Nan must have this; Nan must not do that. It was her duty to protect Nan and guard her. She followed the girl in perilous journeys; she tried to guide her from dangerous courses. She betrayed her anxious care for her in every word she uttered. And then sometimes she would say something that Nan could not comprehend.
"Florence's child!" she would murmur. "Florence's child!" and then she would catch herself back with a sudden look of fear as though she had betrayed a secret.
"My mother's name was Florence," Nan would say brokenly. "But I don't know what she means. She never knew my mother."
At last came a change, and then Nan was excluded from the room.
"You might excite her, and she must be carefully guarded against any chance of that," the doctor said in explanation.
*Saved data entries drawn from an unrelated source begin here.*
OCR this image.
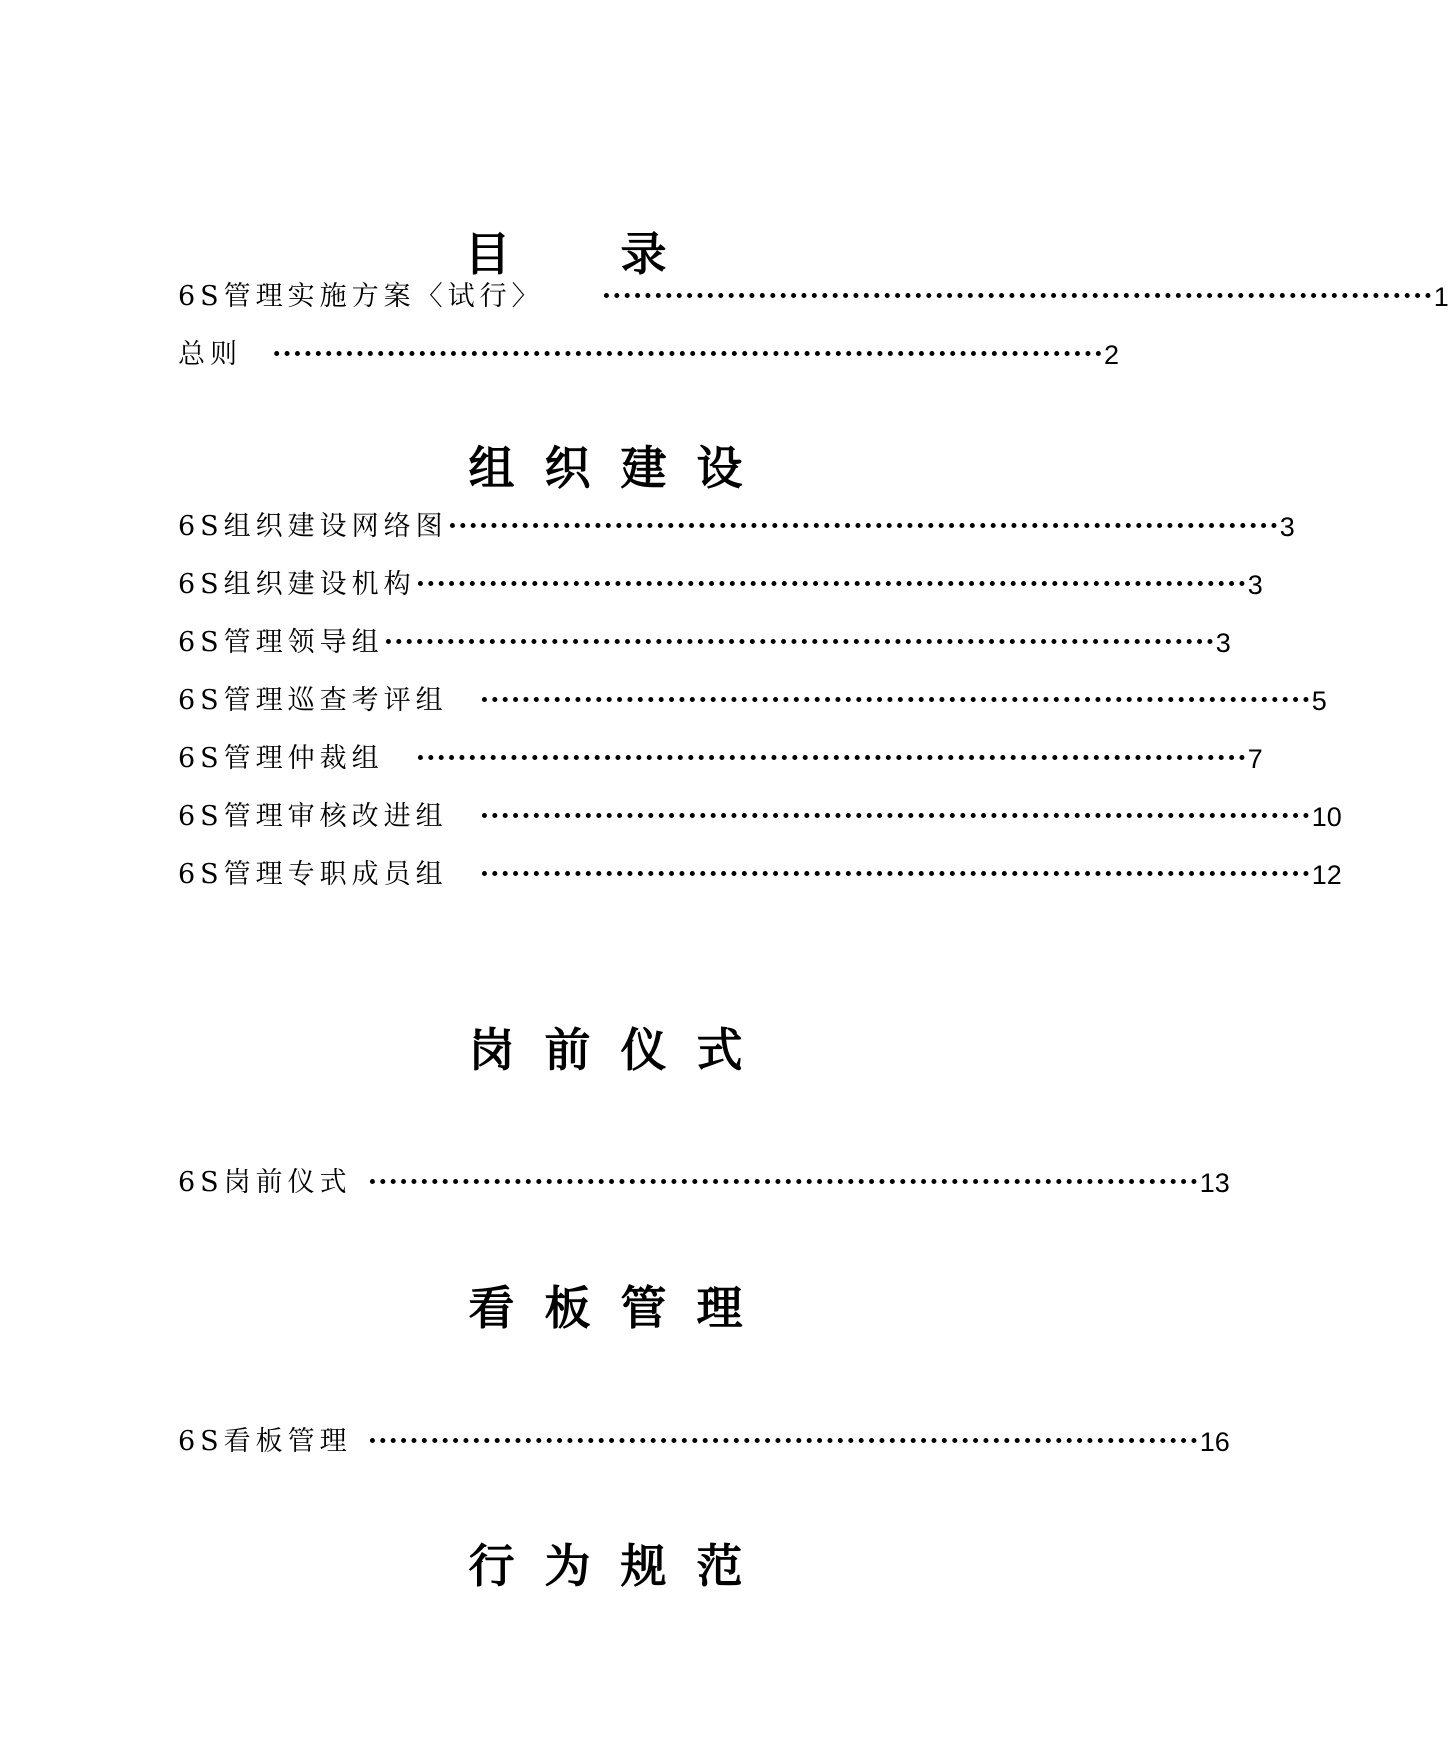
目录
6S管理实施方案〈试行〉 ················································································ 1
总则 ················································································ 2
组织建设
6S组织建设网络图 ················································································ 3
6S组织建设机构 ················································································ 3
6S管理领导组 ················································································ 3
6S管理巡查考评组 ················································································ 5
6S管理仲裁组 ················································································ 7
6S管理审核改进组 ················································································ 10
6S管理专职成员组 ················································································ 12
岗前仪式
6S岗前仪式 ················································································ 13
看板管理
6S看板管理 ················································································ 16
行为规范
But Nan was almost too happy to care. The first sound of the low, sweet voice speaking intelligently sent a thrill of passionate gratitude to her heart.
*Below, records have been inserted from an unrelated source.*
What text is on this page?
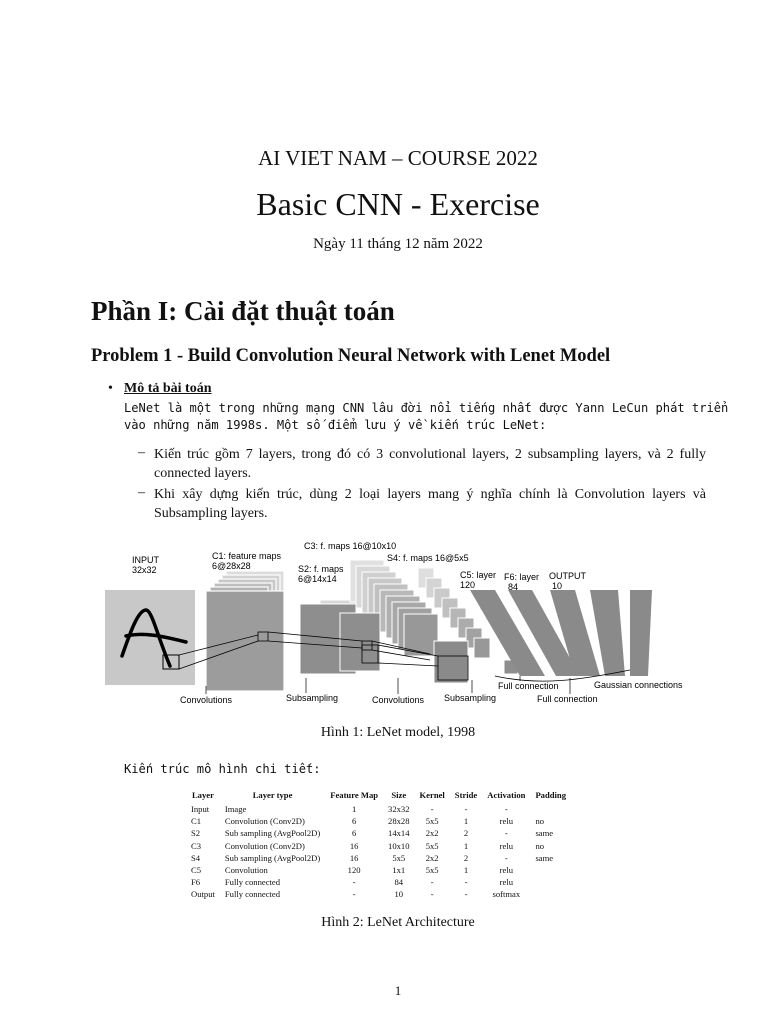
AI VIET NAM – COURSE 2022
Basic CNN - Exercise
Ngày 11 tháng 12 năm 2022
Phần I: Cài đặt thuật toán
Problem 1 - Build Convolution Neural Network with Lenet Model
• Mô tả bài toán
LeNet là một trong những mạng CNN lâu đời nổi tiếng nhất được Yann LeCun phát triển
vào những năm 1998s. Một số điểm lưu ý về kiến trúc LeNet:
– Kiến trúc gồm 7 layers, trong đó có 3 convolutional layers, 2 subsampling layers, và 2 fully connected layers.
– Khi xây dựng kiến trúc, dùng 2 loại layers mang ý nghĩa chính là Convolution layers và Subsampling layers.
INPUT
32x32
C1: feature maps
6@28x28	S2: f. maps
6@14x14
C3: f. maps 16@10x10
S4: f. maps 16@5x5
C5: layer
120
F6: layer
84
OUTPUT
10
Convolutions	Subsampling	Convolutions Subsampling
Full connection
Full connection
Gaussian connections
Hình 1: LeNet model, 1998
Kiến trúc mô hình chi tiết:
Layer	Layer type	Feature Map	Size	Kernel	Stride	Activation	Padding
Input	Image	1	32x32	-	-	-	
C1	Convolution (Conv2D)	6	28x28	5x5	1	relu	no
S2	Sub sampling (AvgPool2D)	6	14x14	2x2	2	-	same
C3	Convolution (Conv2D)	16	10x10	5x5	1	relu	no
S4	Sub sampling (AvgPool2D)	16	5x5	2x2	2	-	same
C5	Convolution	120	1x1	5x5	1	relu	
F6	Fully connected	-	84	-	-	relu	
Output	Fully connected	-	10	-	-	softmax	
Hình 2: LeNet Architecture
1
How she and Delia plotted and planned for the invalid. How Nan made the room to fairly blossom with the flowers that daily came pouring in from all manner of strange and unexpected sources.
"I never knew she had such lots of friends," the girl said one day to Delia.
The woman looked down at her with a flash of superior understanding in her eyes.
"She's a wise one," she said. "She goes her own way, and it's little she asks of any one and it's less she says. But what she does ain't little, I can tell you, Nan. I know of many a thing she's done for those who, if they haven't got money, have the grateful hearts in them to remember kindness and to love the one that shows it to them. Some day you'll know her for what she is, and then you'll never strive against her any more and you'll love her as many another has done before you."